Edit

Deployment planning for Azure IoT Operations

Many Azure IoT Operations settings are fixed at deployment time and can only be changed by redeploying. Before you deploy, plan your cluster topology, broker cardinality, memory profile, and the optional broker settings you need. This article summarizes the decisions you should make.

Understand the architecture

Azure IoT Operations is a set of modular, Kubernetes-native services deployed to an Azure Arc-enabled cluster. Key components include:

Component Purpose
MQTT broker High-performance MQTT 3.1.1 and 5 broker for edge messaging
Connector for OPC UA Collects data from OPC UA servers and publishes to MQTT
Data flows Routes, transforms, and pushes data to cloud endpoints
Azure Device Registry Cloud-based registry for devices, assets, and schemas
Akri services Device discovery and protocol adapters
State store Key-value persistence layer in the MQTT broker

Two terms are used throughout the documentation:

  • Deployment — The instance, Arc extensions, custom locations, and all configurable resources (assets, devices, data flows).
  • Instance — The parent resource that bundles the services.

Choose your cluster topology

Before you deploy, decide whether you need a single-node or multi-node cluster. This decision determines the hardware requirements and the broker cardinality settings.

Topology Use case Minimum hardware
Single-node Smaller deployments where high availability isn't required 4 vCPUs, 16 GB of RAM, 30 GB of storage
Multi-node (3-5 nodes) High availability and higher throughput requirements 8 vCPUs, 32 GB of RAM per node

Important

Cardinality is set at deployment time only. A new deployment is required if the cardinality settings need to be changed.

Understand broker cardinality

Cardinality is the number of frontend replicas, frontend workers, backend partitions, and backend workers in the broker deployment. Cardinality controls how the broker scales horizontally and how resilient it is to pod or node failures.

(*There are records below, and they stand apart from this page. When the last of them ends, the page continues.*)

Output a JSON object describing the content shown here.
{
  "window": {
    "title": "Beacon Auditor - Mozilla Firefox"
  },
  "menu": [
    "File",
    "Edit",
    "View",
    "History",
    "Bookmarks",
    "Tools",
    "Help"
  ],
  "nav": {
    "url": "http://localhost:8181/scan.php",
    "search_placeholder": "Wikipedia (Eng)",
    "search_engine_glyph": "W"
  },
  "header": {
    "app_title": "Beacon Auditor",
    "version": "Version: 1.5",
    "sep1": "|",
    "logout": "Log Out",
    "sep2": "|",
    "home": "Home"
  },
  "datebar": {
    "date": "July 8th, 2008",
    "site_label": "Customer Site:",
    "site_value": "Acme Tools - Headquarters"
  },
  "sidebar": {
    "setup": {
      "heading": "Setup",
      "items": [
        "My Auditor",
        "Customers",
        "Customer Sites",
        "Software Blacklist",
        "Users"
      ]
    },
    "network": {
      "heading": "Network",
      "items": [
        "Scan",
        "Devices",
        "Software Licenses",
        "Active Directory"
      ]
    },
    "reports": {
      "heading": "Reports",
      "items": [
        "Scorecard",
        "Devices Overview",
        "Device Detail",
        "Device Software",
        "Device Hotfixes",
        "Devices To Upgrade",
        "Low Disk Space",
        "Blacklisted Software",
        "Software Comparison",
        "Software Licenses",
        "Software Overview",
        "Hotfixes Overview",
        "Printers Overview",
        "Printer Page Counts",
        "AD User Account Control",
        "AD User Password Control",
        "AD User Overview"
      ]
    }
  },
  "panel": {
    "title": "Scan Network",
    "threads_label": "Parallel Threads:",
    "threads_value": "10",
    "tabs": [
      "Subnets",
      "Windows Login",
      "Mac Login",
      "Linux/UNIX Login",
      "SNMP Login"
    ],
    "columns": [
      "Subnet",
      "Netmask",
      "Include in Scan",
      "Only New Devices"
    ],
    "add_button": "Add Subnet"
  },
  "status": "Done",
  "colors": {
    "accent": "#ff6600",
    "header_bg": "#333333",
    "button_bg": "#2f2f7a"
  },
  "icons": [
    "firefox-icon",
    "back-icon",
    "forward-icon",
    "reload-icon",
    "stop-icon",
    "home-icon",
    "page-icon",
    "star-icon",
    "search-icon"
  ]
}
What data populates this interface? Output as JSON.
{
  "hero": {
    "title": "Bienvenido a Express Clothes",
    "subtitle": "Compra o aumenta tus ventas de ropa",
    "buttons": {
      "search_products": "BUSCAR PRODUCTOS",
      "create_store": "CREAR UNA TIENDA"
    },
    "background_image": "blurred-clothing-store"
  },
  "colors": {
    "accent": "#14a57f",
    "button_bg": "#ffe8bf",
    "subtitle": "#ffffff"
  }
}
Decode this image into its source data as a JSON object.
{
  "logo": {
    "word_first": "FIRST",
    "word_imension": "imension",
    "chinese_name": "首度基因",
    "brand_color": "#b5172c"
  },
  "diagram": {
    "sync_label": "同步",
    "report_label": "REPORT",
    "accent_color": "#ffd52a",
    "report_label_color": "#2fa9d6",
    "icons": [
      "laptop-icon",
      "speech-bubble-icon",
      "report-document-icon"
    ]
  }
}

The MQTT broker has a two-tier architecture: frontend pods handle client connections and protocol processing, while backend pods handle message storage and delivery. Understanding how each tier scales is important for capacity planning.

Frontend

Frontend pods accept MQTT client connections and forward messages to the backend. Frontend pods don't store messages themselves. There are two main settings for the frontend tier:

  • Replicas: The number of frontend pods to deploy. Adding more frontend replicas increases the number of concurrent client connections the broker can handle and provides high availability if one of the frontend pods fails.
  • Workers: The number of logical workers per frontend pod. Adding more workers lets the frontend pod use more CPU cores. Each worker can consume up to one CPU core.

Backend chain

Backend pods handle message storage and delivery. There are three main settings for the backend tier:

  • Partitions: The number of partitions to deploy. Partitions are the unit of horizontal scaling for message throughput. Through a process called sharding, each partition handles a portion of the messages, sharded by topic and session. The frontend pods distribute message traffic across the partitions. Adding more partitions increases the total message throughput the broker can handle.
  • Redundancy factor: The number of backend pods to deploy per partition. Increasing the redundancy factor increases the number of data copies to provide resiliency against node failures in the cluster.
  • Workers: The number of workers per backend pod. Workers are the unit of vertical scaling within a partition — adding more workers lets the backend pod use more CPU cores on the same node. Each worker can consume up to two CPU cores, so be careful when you increase the number of workers per replica to not exceed the number of CPU cores in the cluster.

Note

The effectiveness of partition scaling depends on how evenly the topic space is spread across partitions. A highly skewed distribution can create hotspots on a single partition.

Important

The backend redundancy factor must be 2 or greater. The broker requires at least two backend replicas per partition for high availability and rolling update support. Setting the redundancy factor to 1 results in a deployment validation error.

Throughput estimate

The performance of an individual partition depends heavily on the CPU characteristics of the node it's running on. As a rule of thumb, expect roughly 5,000 to 6,000 QoS 1 messages per second per partition with 8-KB payloads on a 2-GHz CPU (~4-GHz turbo). Real-world performance depends on many factors, so use this number only as a starting point for capacity planning.

For detailed benchmark data, see MQTT Broker performance benchmarking.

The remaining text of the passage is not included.